When the Nets stopped dropping Claxton and had him switch out, he also wasn’t spared from the “come over here, buddy” strategy. Claxton happens to be one of the league’s premier switch bigs, capable of guarding quicker perimeter operators, which unlocks the Nets’ ability to switch virtually everything.

The goal of switching everything is to flatten out actions and stall offensive movement. Curry happens to be the one Warrior who can create something out of nothing, much to Claxton and the Nets’ chagrin:

The payoff for Curry going on a flurry by constantly having his way with whoever he’s trying to hunt down came on a couple of possessions where he was either outright doubled — or was denied the ball altogether.

The beneficiary of those possessions? Thompson.

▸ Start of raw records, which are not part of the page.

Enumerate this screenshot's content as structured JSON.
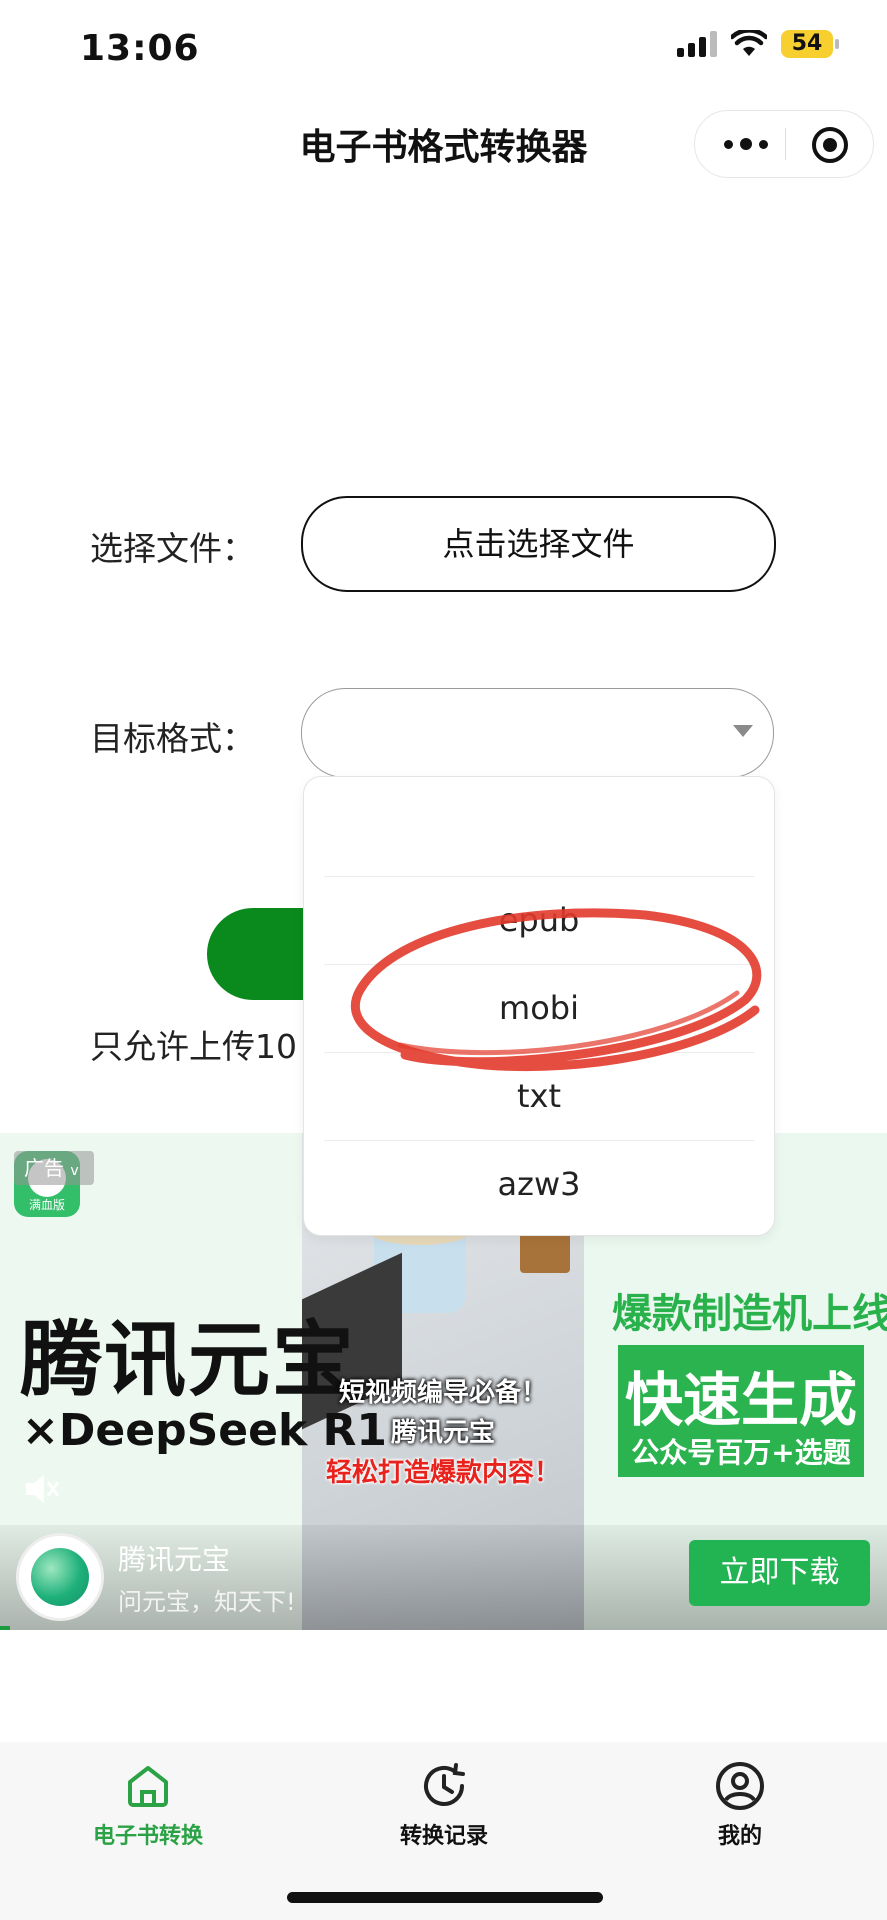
{
  "status_bar": {
    "time": "13:06",
    "battery": "54"
  },
  "nav": {
    "title": "电子书格式转换器"
  },
  "form": {
    "file_label": "选择文件：",
    "file_button": "点击选择文件",
    "format_label": "目标格式：",
    "selected_format": "",
    "note": "只允许上传10"
  },
  "dropdown": {
    "options": [
      "epub",
      "mobi",
      "txt",
      "azw3"
    ],
    "highlighted": "mobi"
  },
  "ad": {
    "tag": "广告",
    "tag_chevron": "v",
    "icon_badge": "满血版",
    "brand": "腾讯元宝",
    "brand_sub": "×DeepSeek R1",
    "photo_line1": "短视频编导必备！",
    "photo_line2": "腾讯元宝",
    "photo_line3": "轻松打造爆款内容！",
    "headline": "爆款制造机上线",
    "box_big": "快速生成",
    "box_small": "公众号百万+选题",
    "app_name": "腾讯元宝",
    "slogan": "问元宝，知天下!",
    "download": "立即下载",
    "accent": "#2bb34f"
  },
  "tabbar": {
    "active_color": "#2ba245",
    "tabs": [
      {
        "label": "电子书转换",
        "icon": "home-icon",
        "active": true
      },
      {
        "label": "转换记录",
        "icon": "history-icon",
        "active": false
      },
      {
        "label": "我的",
        "icon": "user-icon",
        "active": false
      }
    ]
  }
}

On the possession below, peep at Kerr calling out “Quick” again. Unlike the version above, this one turns into a “Gut Chicago” variant (“Gut” meaning Curry runs down the middle and up toward the ball; “Chicago” meaning a pindown is set for him to toward the DHO) due to Bridges top-locking him away from the wide screen:

The Nets choose to double Curry around the DHO instead of switching, which leaves Podziemski open on the slot. With two defenders committing on the ball, the Nets are disadvantaged on the backline. Spencer Dinwiddie is the sole defender zoning up on the weak side against Podziemski and Thompson.

Dinwiddie commits to Podziemski on the closeout, which makes the rookie’s choice to make the extra swing pass an easy one.

When Curry again sees multiple bodies his way later on, he opts to clear toward the weak side and let action happen on the side that doesn’t involve him. The Warriors run “Quick” action again — this time, for Thompson:

With another superhuman feat on his resume, Curry helped the Warriors stop a three-game skid. But if Curry needs to be superhuman every night for the Warriors to have a chance to win games, it’s not a sustainable approach whatsoever — especially with Curry turning 36 in three months and having to deal with the emotional fallout of the Draymond Green fiasco.